Habib's article is followed by a number of particular pieces on specific themes which again would fall broadly within the rubric of the National Movement. Amalendu De narrates the development of social thought and consciousness among, the Bengali Muslims in the colonial period, distinguishes between the many currents, from Muslim separatism to secular nationalism to Marxism-Leninism, which emerged from this development, and details the ascendancy which Muslim separatism began to acquire in the 1930s leading to the eventual partition of Bengal. The story of the tension among the Bengali Muslims between their Bengali identity and. their Muslim identity however has far from ended.
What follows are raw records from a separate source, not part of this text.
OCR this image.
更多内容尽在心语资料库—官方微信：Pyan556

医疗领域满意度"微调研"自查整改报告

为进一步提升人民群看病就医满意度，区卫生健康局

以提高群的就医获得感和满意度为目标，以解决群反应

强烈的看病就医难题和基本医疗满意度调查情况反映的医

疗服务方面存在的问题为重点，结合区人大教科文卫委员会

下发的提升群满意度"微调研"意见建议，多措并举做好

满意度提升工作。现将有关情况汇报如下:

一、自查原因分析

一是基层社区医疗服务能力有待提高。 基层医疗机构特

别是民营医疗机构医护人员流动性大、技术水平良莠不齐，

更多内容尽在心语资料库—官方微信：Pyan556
Suranjan Das sees the Quit India Movement in much broader terms, not just as an upsurge of anti-British militancy, but as an event which ushered in, in Bengal at any rate, a radical social upsurge involving workers and peasants. The Communists, notwithstanding their distance from the Quit India movement, were active participants and leaders of this wider social upsurge, which is why they emerged much stronger at the end of the war than anyone, who believed in the anti-Communist propaganda of the Congress at the time, would have thought possible.
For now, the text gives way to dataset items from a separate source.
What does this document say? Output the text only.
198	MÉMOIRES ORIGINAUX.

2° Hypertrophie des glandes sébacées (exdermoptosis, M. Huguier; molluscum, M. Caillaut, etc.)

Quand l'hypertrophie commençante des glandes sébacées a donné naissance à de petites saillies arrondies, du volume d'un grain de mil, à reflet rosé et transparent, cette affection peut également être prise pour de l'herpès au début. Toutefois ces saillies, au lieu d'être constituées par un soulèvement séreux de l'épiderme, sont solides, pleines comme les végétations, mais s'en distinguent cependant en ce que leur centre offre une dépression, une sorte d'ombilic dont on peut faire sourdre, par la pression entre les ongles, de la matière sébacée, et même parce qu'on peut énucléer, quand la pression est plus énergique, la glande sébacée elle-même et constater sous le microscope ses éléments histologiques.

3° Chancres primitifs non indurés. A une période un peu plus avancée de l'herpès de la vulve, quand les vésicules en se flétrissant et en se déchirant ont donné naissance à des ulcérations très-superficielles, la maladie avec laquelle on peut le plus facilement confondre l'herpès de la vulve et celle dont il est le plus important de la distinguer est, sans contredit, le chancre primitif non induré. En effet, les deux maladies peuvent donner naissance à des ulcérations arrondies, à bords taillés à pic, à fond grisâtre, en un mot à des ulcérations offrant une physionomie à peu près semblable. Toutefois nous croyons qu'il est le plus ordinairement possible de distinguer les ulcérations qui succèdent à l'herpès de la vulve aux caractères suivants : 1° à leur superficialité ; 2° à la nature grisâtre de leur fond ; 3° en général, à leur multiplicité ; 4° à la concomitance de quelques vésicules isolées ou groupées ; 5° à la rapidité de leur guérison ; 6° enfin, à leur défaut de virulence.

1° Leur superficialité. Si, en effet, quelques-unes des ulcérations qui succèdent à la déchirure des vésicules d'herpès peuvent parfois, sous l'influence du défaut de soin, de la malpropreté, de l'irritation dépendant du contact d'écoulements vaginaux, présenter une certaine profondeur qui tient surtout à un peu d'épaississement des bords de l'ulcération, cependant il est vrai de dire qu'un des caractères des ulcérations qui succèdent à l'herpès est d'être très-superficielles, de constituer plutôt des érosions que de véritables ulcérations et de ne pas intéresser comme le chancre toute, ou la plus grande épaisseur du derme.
The papers by Pankaj Rag and A.K. Biswas go back to an earlier period. Pankaj Rag analyses a number of movements of the 1885-1905 period to underscore the fact that the contacts between the elite and the common levels of population remained limited during this period, giving these movements certain specific characteristics. A.K. Biswas highlights the coercive, oppressive and intimidatory methods used for enforcing boycott during the swadeshi agitation of 1905 and sees the upper castes/classes who were behind such methods as being primarily responsible for the partition of Bengal in 1947.

Finally we publish an obituary article by Margit Koves on Ferenc Feher who passed away some months ago and who, along with his wife Agnes Heller, was an important member of the Budapest School of Georgy Lukacs.